The crisis has exacerbated an already difficult complex situation. The 2015 Human Development Report (HDR) 2015 ranks Yemen 160th among 188 countries and territories; which is a setback from the 154th rank in 2014. An average of 40 per cent of the population are multi-dimensionally poor, with around 19.4 percent being severely poor. The World Bank estimates that the poverty level has doubled nationally from an average of 34.1 to 62 per cent. Poverty was already on an increasing trend between 2005 and 2014, but sharply deteriorated in 2015. In 2015, the economy of Yemen contracted by about 28 per cent of Gross Domestic Product (GDP). The decline of the hydrocarbon industry contributed further to the deterioration of the economic environment in Yemen. The latest decision by the Government to move the Yemeni Central Bank from Sana’a to Aden brings the economy at the forefront of the conflict and will further deteriorate the financial situation, particularly in Houthi and GPC-controlled parts of Yemen. The economic war of attrition risks to cause the complete collapse of basic service delivery and push the country to the brink of a famine. A case in point is the health sector. According to WHO, only 37% of hospitals remain fully functional. Institutional capacities built up over decades are eroded on daily basis making recovery and eventual reconstruction more difficult.
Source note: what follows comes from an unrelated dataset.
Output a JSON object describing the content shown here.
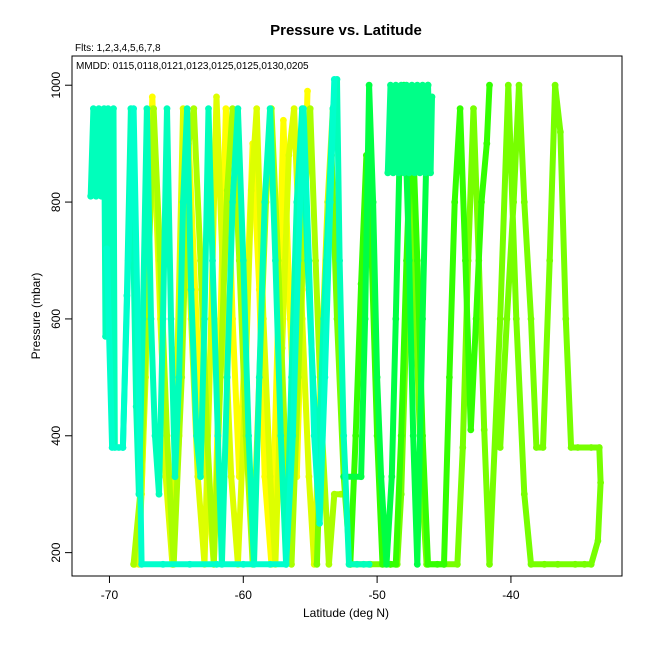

The escalation of the conflict, is seemingly affecting progresses made in the past two decades in terms of human development. The Preliminary Damages and Needs Assessment estimates the cost of the conflict at a (partial) total of USD19 B (USD7 B in damages and USD12 B in losses). Most of poverty alleviation projects programs associated with Social Welfare Funds (SWF), Social Fund for Development (SFD), its Labor-Intensive Work Program (LIWP)/Cash for Work (CFW) program and the Public Works Program (PWP) were suspended due to the conflict. The suspension of these programs due to lack of funding resulting from the conflict left millions of people without social protection and threw million others benefiting from associated employment and income generation schemes without income. The DNA also reports that 40 per cent of full time and 38 per cent of part time employees were laid off from manufacturing establishments. The effects of the conflict have been catastrophic to the private sector. The UNDP Business Survey Report estimates that over a quarter of all firms suspended their operations, including 35 per cent of the service sector, 29 per cent the industrial enterprises and 20 per cent of trading companies. This swelled further the already critical unemployment rate in the country. Combined with effects of conflicts in sectors (social, agriculture, fishery and livestock, trade and industry, banking system, etc.) worsened the humanitarian crisis.
Objectives of the EECR Cluster
An ER cluster has been activated in 2012. It has been recently re-named 'Emergency Employment and Community Rehabilitation (EECR) and aims at strengthening the resilience of affected families and communities through the provision of emergency and alternative income opportunities, protection and restoration of livelihoods and support to the rebuilding of communities and paving the way for longer term stabilization, peacebuilding and development. The cluster also supports the preservation and revitalization of services and institutions critical to the humanitarian action.